頭の中の片隅にある、冷静な部分では、『うわ~、ホントに朝方にひどくなるんだ~』と思っていました。
しかし、頭の中の大部分では、『マジ無理!全然寝れんし!これ死ぬかもしれん!』って思うくらいしんどかったです!
大人の私でこれだけ苦しいと感じたということは、子どもにとっては、もっと苦しいことだと思います。
また、その苦しんでいる子どもの様子を見ている親御さんも辛いかと思います。
あまりしばらく様子を見るということはせず、早めにクリニックを受診することをおすすめします。
咳止めのテープはどんな場合に効くの?
先ほど少しお伝えしましたが、咳止めのテープは、狭くなっている気管支を広げる効果のあるテープです。

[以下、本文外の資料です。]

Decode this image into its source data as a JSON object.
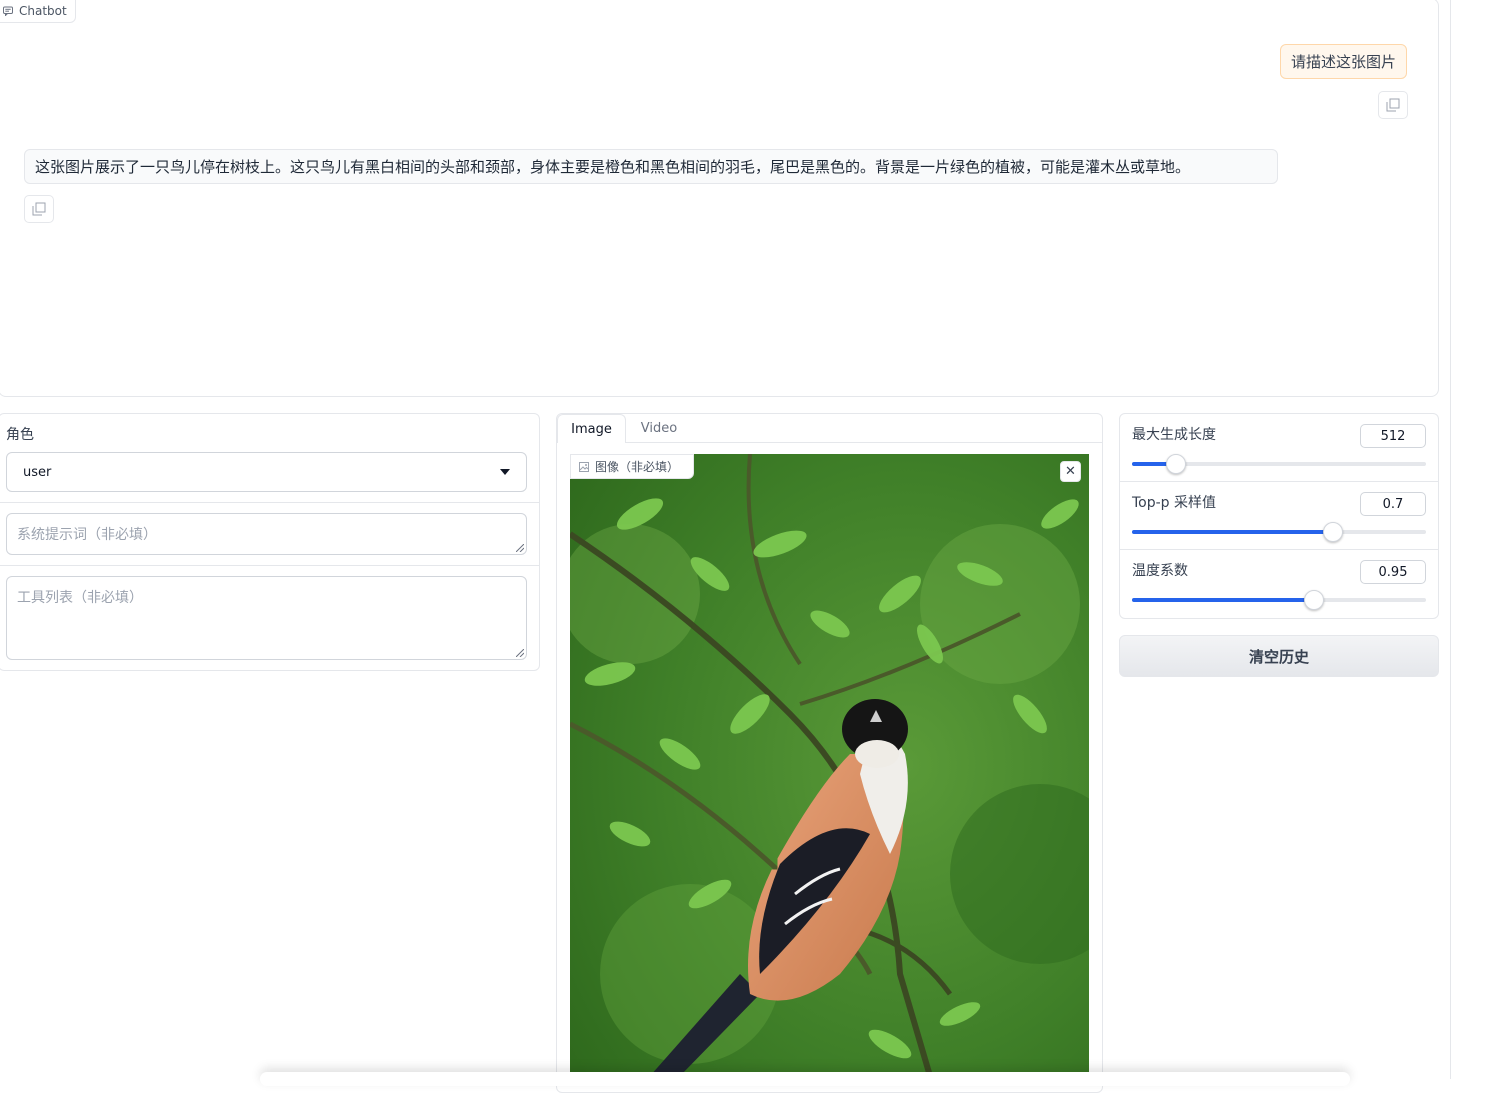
{
  "chatbot": {
    "label": "Chatbot",
    "messages": [
      {
        "role": "user",
        "text": "请描述这张图片"
      },
      {
        "role": "assistant",
        "text": "这张图片展示了一只鸟儿停在树枝上。这只鸟儿有黑白相间的头部和颈部，身体主要是橙色和黑色相间的羽毛，尾巴是黑色的。背景是一片绿色的植被，可能是灌木丛或草地。"
      }
    ]
  },
  "controls": {
    "role_label": "角色",
    "role_value": "user",
    "system_prompt_placeholder": "系统提示词（非必填）",
    "tools_placeholder": "工具列表（非必填）"
  },
  "media": {
    "tabs": [
      {
        "label": "Image",
        "active": true
      },
      {
        "label": "Video",
        "active": false
      }
    ],
    "image_label": "图像（非必填）",
    "image_subject": "bird perched on a green branch"
  },
  "params": {
    "max_length": {
      "label": "最大生成长度",
      "value": "512",
      "fraction": 0.145
    },
    "top_p": {
      "label": "Top-p 采样值",
      "value": "0.7",
      "fraction": 0.679
    },
    "temperature": {
      "label": "温度系数",
      "value": "0.95",
      "fraction": 0.617
    }
  },
  "actions": {
    "clear_label": "清空历史"
  },
  "colors": {
    "accent": "#2563eb",
    "user_bubble": "#fff7ed"
  }
}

そのため、『気管支が狭くなっていることが原因で咳が出ている』という場合によく効きます。
一方、痰が多かったり、痰がねばっこくてひっかかってしまって咳が出る場合には、いくら気管支を広げても、咳が減ったように感じられないこともあります。
また、気管支が過敏になって咳が出る場合は、そもそも気管支の過敏性を抑えなければいけませんので、この場合もあまり効果を感じられません。
『咳止めのテープだから、貼ったら咳がよくなるはず!』と思って使っても、『あれ?前回は良かったのに、今回はあんまりよくならないな』という場合は、咳の出る原因が前回とは違うということになります。
また、子どもに限らずですが、咳が出る原因は1つではなく、複数の原因であることもあります。
そんな時は、咳止めテープ以外に、痰を出しやすくする薬や、気管支の過敏性を抑える薬を一緒に使うことが重要になってきます。
まとめ
先日、
「咳止めテープを使っても咳が止まらないので心配で…」
と話される親御さんがいらっしゃいました。
その親御さんを見て、『”咳止めテープ=どんな咳でも止めるテープ”と思っていると、いつまで経っても良くならず、子どもも親もずっと大変!』と思い、今回お話しさせていただきました。
咳が出る原因によっては、咳止めテープを使ってもよくならない場合があります。
診察し、咳止めテープを処方され、それを使用しても症状が続くという場合は、違う原因が考えられますので、再度クリニックを受診し、医師に相談していただきますようお願いいたします。